Normal Distribution and Estimation

Probability Distributions

Assigns probabilities to possible values (normal, uniform, binomial)

Probability distributions can be determined analytically

For complex distributions, simulation is often easier

Empirical Distribution

Means based on observation

Takes a sample of measurements, then assigns probability 1/n to each of the observed values. “Resampling with replacement”

For “large samples,” the empirical distribution based on a random sample will tend to reflect the properties of the underlying probability distribution

Random Variables

A random variable is a mapping from an outcome to a number

  • Discrete random variables

    • Only assume countable numbers of possible values

    • Probabilities are defined by a probability function 

  • Continuous random variable

    • May assume any number in an interval

    • Probability = area under curve

    • < is the same as <= and > is the same as >=

Percentiles

An observation’s percentile is the percentage of the population that is equal to or less than the observation

The percentile rank of x = probability the random variable will be <= x

Also called the CDF (Cumulative distribution function)
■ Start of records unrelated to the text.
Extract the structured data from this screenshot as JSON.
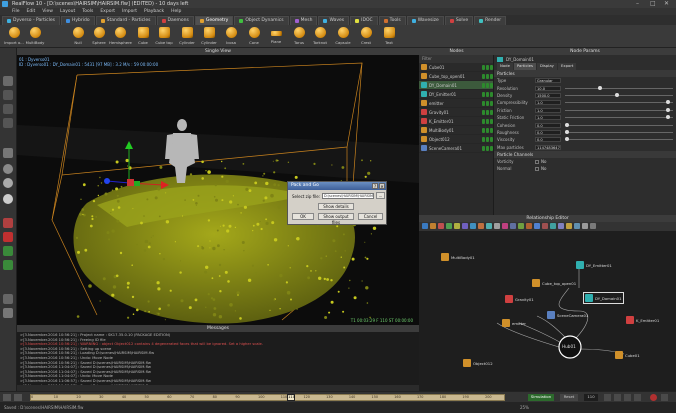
{
  "window": {
    "title": "RealFlow 10 - [D:\\scenes\\HAIRSIM\\HAIRSIM.flw] (EDITED) - 10 days left",
    "min": "–",
    "max": "□",
    "close": "✕"
  },
  "menu": [
    "File",
    "Edit",
    "View",
    "Layout",
    "Tools",
    "Export",
    "Import",
    "Playback",
    "Help"
  ],
  "tabs": [
    {
      "label": "Dyverso - Particles",
      "color": "#3fb0e0"
    },
    {
      "label": "Hybrido",
      "color": "#3f8fe0"
    },
    {
      "label": "Standard - Particles",
      "color": "#e0a030"
    },
    {
      "label": "Daemons",
      "color": "#d04040"
    },
    {
      "label": "Geometry",
      "color": "#e0a030",
      "active": true
    },
    {
      "label": "Object Dynamics",
      "color": "#40c040"
    },
    {
      "label": "Mesh",
      "color": "#a060d0"
    },
    {
      "label": "Waves",
      "color": "#3fb0e0"
    },
    {
      "label": "IDOC",
      "color": "#e0e040"
    },
    {
      "label": "Tools",
      "color": "#d07030"
    },
    {
      "label": "Wavesize",
      "color": "#3fb0e0"
    },
    {
      "label": "Solve",
      "color": "#d04040"
    },
    {
      "label": "Render",
      "color": "#40c0c0"
    }
  ],
  "shelf": [
    {
      "label": "Import o...",
      "shape": "ball",
      "icon": "import-icon"
    },
    {
      "label": "MultiBody",
      "shape": "ball",
      "icon": "multibody-icon"
    },
    {
      "label": "Null",
      "shape": "ball",
      "icon": "null-icon"
    },
    {
      "label": "Sphere",
      "shape": "ball",
      "icon": "sphere-icon"
    },
    {
      "label": "Hemisphere",
      "shape": "ball",
      "icon": "hemisphere-icon"
    },
    {
      "label": "Cube",
      "shape": "box",
      "icon": "cube-icon"
    },
    {
      "label": "Cube top",
      "shape": "box",
      "icon": "cube-top-icon"
    },
    {
      "label": "Cylinder",
      "shape": "box",
      "icon": "cylinder-icon"
    },
    {
      "label": "Cylinder",
      "shape": "box",
      "icon": "cylinder-icon"
    },
    {
      "label": "Icosa",
      "shape": "ball",
      "icon": "icosahedron-icon"
    },
    {
      "label": "Cone",
      "shape": "ball",
      "icon": "cone-icon"
    },
    {
      "label": "Plane",
      "shape": "flat",
      "icon": "plane-icon"
    },
    {
      "label": "Torus",
      "shape": "ball",
      "icon": "torus-icon"
    },
    {
      "label": "Torknot",
      "shape": "ball",
      "icon": "torusknot-icon"
    },
    {
      "label": "Capsule",
      "shape": "ball",
      "icon": "capsule-icon"
    },
    {
      "label": "Crest",
      "shape": "ball",
      "icon": "crest-icon"
    },
    {
      "label": "Text",
      "shape": "box",
      "icon": "text-icon"
    }
  ],
  "viewport": {
    "header": "Single View",
    "info_line1": "01 : Dyverso01",
    "info_line2": "ID : Dyverso01 : DY_Domain01 : 5431 [97 MB] : 3.2 M/s : 59 00:00:00",
    "bottom": "T1  00:03:29   F 110   ST 00:00:00"
  },
  "nodes": {
    "header": "Nodes",
    "filter_label": "Filter",
    "items": [
      {
        "label": "Cube01",
        "color": "#d0902a"
      },
      {
        "label": "Cube_top_open01",
        "color": "#d0902a"
      },
      {
        "label": "DY_Domain01",
        "color": "#30b0b0",
        "selected": true
      },
      {
        "label": "DY_Emitter01",
        "color": "#30b0b0"
      },
      {
        "label": "emitter",
        "color": "#d0902a"
      },
      {
        "label": "Gravity01",
        "color": "#d04040"
      },
      {
        "label": "K_Emitter01",
        "color": "#d04040"
      },
      {
        "label": "MultiBody01",
        "color": "#d0902a"
      },
      {
        "label": "Object012",
        "color": "#d0902a"
      },
      {
        "label": "SceneCamera01",
        "color": "#5a80c0"
      }
    ]
  },
  "params": {
    "header": "Node Params",
    "node_name": "DY_Domain01",
    "tabs": [
      "Node",
      "Particles",
      "Display",
      "Export"
    ],
    "sections": [
      "Particles",
      "Particle Channels"
    ],
    "rows": [
      {
        "label": "Type",
        "value": "Granular"
      },
      {
        "label": "Resolution",
        "value": "10.0",
        "level": 0.32
      },
      {
        "label": "Density",
        "value": "1500.0",
        "level": 0.48
      },
      {
        "label": "Compressibility",
        "value": "1.0",
        "level": 0.95
      },
      {
        "label": "Friction",
        "value": "1.0",
        "level": 0.95
      },
      {
        "label": "Static Friction",
        "value": "1.0",
        "level": 0.95
      },
      {
        "label": "Cohesion",
        "value": "0.0",
        "level": 0.02
      },
      {
        "label": "Roughness",
        "value": "0.0",
        "level": 0.02
      },
      {
        "label": "Viscosity",
        "value": "0.0",
        "level": 0.02
      },
      {
        "label": "Max particles",
        "value": "1147483647"
      }
    ],
    "channel_rows": [
      {
        "label": "Vorticity",
        "value": "No"
      },
      {
        "label": "Normal",
        "value": "No"
      }
    ]
  },
  "relationship": {
    "header": "Relationship Editor",
    "nodes": [
      {
        "label": "MultiBody01",
        "color": "#d0902a"
      },
      {
        "label": "DY_Emitter01",
        "color": "#30b0b0"
      },
      {
        "label": "Cube_top_open01",
        "color": "#d0902a"
      },
      {
        "label": "Gravity01",
        "color": "#d04040"
      },
      {
        "label": "DY_Domain01",
        "color": "#30b0b0"
      },
      {
        "label": "SceneCamera01",
        "color": "#5a80c0"
      },
      {
        "label": "K_Emitter01",
        "color": "#d04040"
      },
      {
        "label": "emitter",
        "color": "#d0902a"
      },
      {
        "label": "Hub01",
        "color": "#ffffff"
      },
      {
        "label": "Object012",
        "color": "#d0902a"
      },
      {
        "label": "Cube01",
        "color": "#d0902a"
      }
    ]
  },
  "dialog": {
    "title": "Pack and Go",
    "field_label": "Select zip file:",
    "field_value": "D:\\scenes\\HAIRSIM\\HAIRSIM.zip",
    "browse": "...",
    "show_details": "Show details",
    "ok": "OK",
    "show_output": "Show output files",
    "cancel": "Cancel"
  },
  "messages": {
    "header": "Messages",
    "lines": [
      {
        "text": ">[3.November.2016 10:56:21] : Project name : SK17.35.0.10 (PACKAGE EDITION)",
        "err": false
      },
      {
        "text": ">[3.November.2016 10:56:21] : Freeing ID file",
        "err": false
      },
      {
        "text": ">[3.November.2016 10:56:21] : WARNING : object Object012 contains 4 degenerated faces that will be ignored. Set a higher scale.",
        "err": true
      },
      {
        "text": ">[3.November.2016 10:56:21] : Setting up scene",
        "err": false
      },
      {
        "text": ">[3.November.2016 10:56:21] : Loading D:\\scenes\\HAIRSIM\\HAIRSIM.flw",
        "err": false
      },
      {
        "text": ">[3.November.2016 10:56:21] : Undo: Move Node",
        "err": false
      },
      {
        "text": ">[3.November.2016 10:56:21] : Saved D:\\scenes\\HAIRSIM\\HAIRSIM.flw",
        "err": false
      },
      {
        "text": ">[3.November.2016 11:04:07] : Saved D:\\scenes\\HAIRSIM\\HAIRSIM.flw",
        "err": false
      },
      {
        "text": ">[3.November.2016 11:04:07] : Saved D:\\scenes\\HAIRSIM\\HAIRSIM.flw",
        "err": false
      },
      {
        "text": ">[3.November.2016 11:04:07] : Undo: Move Node",
        "err": false
      },
      {
        "text": ">[3.November.2016 11:06:57] : Saved D:\\scenes\\HAIRSIM\\HAIRSIM.flw",
        "err": false
      },
      {
        "text": ">[3.November.2016 11:06:57] : Saved D:\\scenes\\HAIRSIM\\HAIRSIM.flw",
        "err": false
      }
    ]
  },
  "timeline": {
    "frame": "110",
    "ticks": [
      "0",
      "10",
      "20",
      "30",
      "40",
      "50",
      "60",
      "70",
      "80",
      "90",
      "100",
      "110",
      "120",
      "130",
      "140",
      "150",
      "160",
      "170",
      "180",
      "190",
      "200"
    ],
    "mode": "Simulation",
    "reset": "Reset",
    "current_frame": "110",
    "progress": 0.55
  },
  "status": {
    "left": "Saved : D:\\scenes\\HAIRSIM\\HAIRSIM.flw",
    "zoom": "25%"
  }
}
For continuous RV (random variable), percentile = area under the curve to the left

  • Probability X is to the left of something = CDF

    • P(X<a) = P(x<=a) = CDF(a)

The inverse CDF

  • If CDF(a)=p, then InvCDF(p)=a

  • What is the 10th percentile of X?

    • a=10th percentile

    • P(X<=a) = .10

    • CDF(a) = .10

    • a = InvCDF(.10)

Ex) find a such that P(X>a) = .05

  • P(X<=a) = .95

  • CDF(a) = .95

  • a = InvCDF(.95)

Normal curve in R

Standard normal = normal with mean = 0 and standard deviation = 1

pnorm(z) returns the area under the curve to the left of z. This is the CDF

qnorm(area) returns the value of z with area to the left of it. This is InvCDF

Z-score

Standard units = z-score

z = standard score = (original score - mean) / SD

By default, pnorm and qnorm assume standard normal (z). You can specify different means if you’d like.

Proportions

• The proportion of the population with a measurement in a certain range is equal to

the area under the frequency curve over that range.

• Proportion of the population and probability of selection are equivalent.

At UNLV, students average 27 years of age with a standard deviation of 3 years. Ages of UNLV students are approximately normal

  • mean = 27

  • Standard deviation = 3

What proportion of UNLV students are between 24 and 30?

Convert to Z → (x-mean)/SD = (24-27)/3 = -1

(30-27)/3 = 1

P(24<=x<=30) = P(-1<=Z<=1) = pnorm(1) – pnorm(-1) = 0.8413447 - 0.1586553 = 0.6826895

Working backward:

Z = (observed value - mean) / SD

Whats the z-score for a 19 eyar old student at UNLV?

z = (x - μ)/σ = (19 – 27)/3 = -2.67

A 19 year old UNLV student is 2.67 standard deviations younger than the mean.

How old is a UNLV student if their age’s z-score is 2.5?

x = mean + stdev(z) = 27 + 3(2.5) = 34.5

How big are most of the values?

The bulk of the data should fall in between a few standard deviations of the mean

For a normal distribution, almost all of the data are in the range “average +- 3 SDs”

Parameters, Statistics, and Estimation

A parameter: A numeric description of the population

  • Population mean

  • Population Standard Deviation

  • Population Portion

Statistic: A numeric description of the sample

  • x bar = sample mean

  • s = sample standard deviation

  • p hat = sample proportion

A sample statistic can be used as an estimate of the corresponding population parameter

Values of a statistic vary because random samples vary

Sampling Distribution = probability distribution of a statistic based on every possible sample of a particular size

Bootstrapping: Using the empirical distribution to generate “new” samples in order to estimate the properties of a sampling distribution

If the original population has mean = mew and standard deviation, then the sampling distribution x bar will have mean = mew and standard deviation = sigma/sqrt(n)

Central Limit Theorem:

● If we consider repeated samples of size n from any distribution and compute 𝑥 = sample mean = sample average, the sampling distribution of 𝑥 will be approximately normal for large samples.

● For large samples, we can treat x as a normal random variable.

Empirical Distribution

“Empirical” = based on observation

For a sample of n measurements, the empirical distribution assigns probability 1/n to each of the observed values.

Is the original population normal?

  • if “yes,” then the sampling distribution of 𝑥 bar will be normal.

  • If “no,” then ask “Is the sample size large (at least 30)?”

    • If “yes,” the sampling distribution of 𝑥 bar will be approximately normal (by CLT).

    • If “no,” the form of the sampling distribution of 𝑥 bar is unknown and should be analyzed without assuming normality.